At the end of February 2002 for the first time ever a sensory evaluation of Olive Oils took place, the 1st International Olive Oil Award - Zurich 2002 (IOOA), organised by the ZHAW. The extra virgin olive oils were then tasted, judged objectively and awarded by an international panel of experts (Golden Olive / Silver Olive). 

Since that time, the Olive Oil Award is a unique competition, which also includes the liking of consumers in addition to the professional judgment of a jury.

OLIO - Public Favourites

Extra virgin olive oils which reach the final round of the Olive Oil Award – Zurich additionally take part in a consumer test (acceptance test) in the same calendar year, which aims for the identification of public favourites.

This hedonic test takes place on the occasion of the Gourmesse Zurich and collects at least 90 consumer opinions per olive oil in order to provide reliable statistical data.
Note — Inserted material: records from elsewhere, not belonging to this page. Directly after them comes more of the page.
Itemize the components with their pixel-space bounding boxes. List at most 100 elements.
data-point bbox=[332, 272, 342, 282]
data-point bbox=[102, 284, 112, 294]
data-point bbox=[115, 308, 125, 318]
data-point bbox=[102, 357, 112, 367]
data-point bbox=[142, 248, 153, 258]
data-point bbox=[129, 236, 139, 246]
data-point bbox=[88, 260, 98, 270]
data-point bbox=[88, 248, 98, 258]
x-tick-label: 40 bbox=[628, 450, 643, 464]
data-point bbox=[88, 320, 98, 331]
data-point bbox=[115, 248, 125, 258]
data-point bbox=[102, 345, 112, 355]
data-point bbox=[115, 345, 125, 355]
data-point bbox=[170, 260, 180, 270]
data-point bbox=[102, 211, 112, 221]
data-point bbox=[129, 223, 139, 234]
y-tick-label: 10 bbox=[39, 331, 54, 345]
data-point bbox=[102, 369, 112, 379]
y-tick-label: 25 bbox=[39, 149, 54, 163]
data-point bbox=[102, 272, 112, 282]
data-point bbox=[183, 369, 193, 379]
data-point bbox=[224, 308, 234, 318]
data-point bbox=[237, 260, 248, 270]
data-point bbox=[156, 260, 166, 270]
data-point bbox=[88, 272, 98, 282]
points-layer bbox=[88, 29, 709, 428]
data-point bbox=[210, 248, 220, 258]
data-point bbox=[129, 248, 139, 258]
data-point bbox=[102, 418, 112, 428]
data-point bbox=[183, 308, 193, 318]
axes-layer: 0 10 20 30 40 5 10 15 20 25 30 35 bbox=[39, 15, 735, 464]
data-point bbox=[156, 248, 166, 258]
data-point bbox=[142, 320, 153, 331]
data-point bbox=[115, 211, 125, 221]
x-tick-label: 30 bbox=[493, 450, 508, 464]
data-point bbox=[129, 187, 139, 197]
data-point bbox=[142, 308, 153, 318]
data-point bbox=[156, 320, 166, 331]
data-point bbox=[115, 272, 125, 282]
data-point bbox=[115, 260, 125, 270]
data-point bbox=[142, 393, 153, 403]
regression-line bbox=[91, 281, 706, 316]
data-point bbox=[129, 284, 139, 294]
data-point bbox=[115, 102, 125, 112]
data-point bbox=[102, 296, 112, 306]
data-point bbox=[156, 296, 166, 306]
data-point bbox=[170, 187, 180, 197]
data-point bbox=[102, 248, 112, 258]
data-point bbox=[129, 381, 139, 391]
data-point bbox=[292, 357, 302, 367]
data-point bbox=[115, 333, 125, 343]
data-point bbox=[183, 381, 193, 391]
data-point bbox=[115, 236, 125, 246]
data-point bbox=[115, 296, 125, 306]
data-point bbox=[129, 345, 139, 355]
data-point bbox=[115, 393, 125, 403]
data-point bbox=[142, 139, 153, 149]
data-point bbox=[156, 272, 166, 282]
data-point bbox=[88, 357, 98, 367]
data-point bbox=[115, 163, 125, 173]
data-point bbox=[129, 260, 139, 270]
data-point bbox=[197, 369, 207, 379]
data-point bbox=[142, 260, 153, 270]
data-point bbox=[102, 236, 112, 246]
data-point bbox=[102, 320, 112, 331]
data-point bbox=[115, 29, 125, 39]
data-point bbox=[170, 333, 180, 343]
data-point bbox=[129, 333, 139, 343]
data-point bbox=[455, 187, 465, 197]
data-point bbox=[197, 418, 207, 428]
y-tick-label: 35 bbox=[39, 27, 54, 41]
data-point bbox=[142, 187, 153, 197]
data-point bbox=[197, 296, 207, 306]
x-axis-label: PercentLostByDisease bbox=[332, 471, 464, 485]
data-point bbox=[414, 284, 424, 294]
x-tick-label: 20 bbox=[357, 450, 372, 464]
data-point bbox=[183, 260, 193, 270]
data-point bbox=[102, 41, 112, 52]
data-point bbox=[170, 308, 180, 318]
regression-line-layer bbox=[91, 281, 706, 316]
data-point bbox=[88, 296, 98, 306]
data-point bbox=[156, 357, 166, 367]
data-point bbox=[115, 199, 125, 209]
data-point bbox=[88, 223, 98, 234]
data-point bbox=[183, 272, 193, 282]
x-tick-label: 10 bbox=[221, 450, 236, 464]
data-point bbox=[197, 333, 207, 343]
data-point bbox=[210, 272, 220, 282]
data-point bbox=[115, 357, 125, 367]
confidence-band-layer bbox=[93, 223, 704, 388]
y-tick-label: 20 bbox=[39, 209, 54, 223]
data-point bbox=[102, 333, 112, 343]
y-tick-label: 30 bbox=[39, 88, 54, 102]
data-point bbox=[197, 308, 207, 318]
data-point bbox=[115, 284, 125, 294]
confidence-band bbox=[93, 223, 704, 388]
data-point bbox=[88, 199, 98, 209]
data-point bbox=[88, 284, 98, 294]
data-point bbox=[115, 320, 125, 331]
The most preferred olive oils receive the “OLIO”, a public popularity prize.

Additionally all participating “extra virgin” classified olive oils of the Olive Oil Award are exhibited at the Gourmesse Zurich and can be tasted by visitors at the Olive Oil Bar.

Best Design

Since 2013, the special award for "Best Design" for the most popular/attractive package will be awarded. As experts use different focus, the prize will be awarded as a pure public vote. Any visitor of the Gourmesse Zurich has one vote to choose the attractive bottle or can - from a personal perspective.